Yusuf Sûresi'nin 7. âyeti, aslında hepimizin hayatına tutulan bir ışık gibidir:
"Andolsun ki Yusuf ve kardeşlerinde, soranlar için ibretler vardır."
Ayet, daha en başından bize bir hakikati hatırlatır:
Bu kıssa bir masal değildir.
Bu bir tarih kitabı değildir.
Bu, bizim hikâyemizdir.
Çünkü Yusuf'un kardeşlerinde gördüğümüz kıskançlık, çekememezlik, hırs ve fitne bugün toplumun her köşesinde dolaşıyor. Birinin başarısı duyulunca içi yanan… Kardeşinin iyiliğini göremeyip onu kuyuya atan… Sözleriyle inciten, fırsatını bulunca vuran… Biz, o kardeşlerin her birine benzediğimiz anlar yaşamıyor muyuz
Kıssanın ilk ibreti şudur:
En büyük imtihanlar çoğu zaman en yakından gelir.

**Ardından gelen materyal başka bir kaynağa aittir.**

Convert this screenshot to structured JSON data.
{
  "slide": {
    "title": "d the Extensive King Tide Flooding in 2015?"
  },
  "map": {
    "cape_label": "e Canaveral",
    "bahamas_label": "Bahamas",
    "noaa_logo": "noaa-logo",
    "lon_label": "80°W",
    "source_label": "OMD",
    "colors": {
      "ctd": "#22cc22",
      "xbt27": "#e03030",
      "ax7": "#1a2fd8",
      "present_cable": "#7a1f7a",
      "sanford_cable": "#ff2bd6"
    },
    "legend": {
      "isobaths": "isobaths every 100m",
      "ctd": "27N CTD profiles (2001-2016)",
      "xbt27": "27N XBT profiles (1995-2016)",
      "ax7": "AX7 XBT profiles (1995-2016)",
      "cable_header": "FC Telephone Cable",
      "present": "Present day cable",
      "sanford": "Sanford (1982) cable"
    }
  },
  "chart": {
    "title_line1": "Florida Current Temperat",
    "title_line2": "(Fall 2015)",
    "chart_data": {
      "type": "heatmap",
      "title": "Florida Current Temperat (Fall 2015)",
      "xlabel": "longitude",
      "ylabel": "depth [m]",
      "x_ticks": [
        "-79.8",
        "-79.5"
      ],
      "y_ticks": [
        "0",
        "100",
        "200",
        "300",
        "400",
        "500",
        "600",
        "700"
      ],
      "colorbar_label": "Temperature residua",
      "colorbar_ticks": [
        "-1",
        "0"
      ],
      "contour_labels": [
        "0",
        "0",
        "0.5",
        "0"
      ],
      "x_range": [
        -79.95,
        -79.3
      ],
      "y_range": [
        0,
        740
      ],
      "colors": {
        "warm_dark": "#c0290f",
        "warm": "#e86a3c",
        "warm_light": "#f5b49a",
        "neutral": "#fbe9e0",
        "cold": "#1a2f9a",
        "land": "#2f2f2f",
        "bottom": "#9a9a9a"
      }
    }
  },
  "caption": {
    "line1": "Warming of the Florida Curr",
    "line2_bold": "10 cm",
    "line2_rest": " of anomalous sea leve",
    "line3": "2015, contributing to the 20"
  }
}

Yakınından gelen haset, dışarıdan gelen düşmanlıktan daha yaralayıcıdır. Ama unutmayalım: Yusuf'u kuyuya atan kardeşleri oldu, fakat onu saraya çıkaran Rabbiydi.
Belki de bizi en çok düşündürmesi gereken nokta tam olarak budur:
İnsan kötülük planlarken Allah iyiliği tamamlar.
Bugün hayatın bir noktasında kendimizi karanlık bir kuyuda gibi hissediyorsak… Haksızlığın ağırlığından eziliyor, iftiralarla boğuşuyor, yakınlarımızın kırıcı tavırlarıyla yaralanıyorsak… Belki de bilmediğimiz bir hikmetle şekillenen bir yolun içindeyiz.
Yusuf sabretti, ama pasif bir sabır değildi bu.
Güzel sabırdı.
İsyan etmeden, umudunu kaybetmeden, Rabbine güvenerek bekledi.
Bugün biz onun sabrını okumakla yetiniyor, ama yaşamaya gelince çabucak yoruluyoruz. "Niye ben" diye sorarken, ayetin bize fısıldadığı gerçeği kaçırıyoruz:
"Yusuf ve kardeşlerinde ibretler var… Yeter ki soranlardan ol."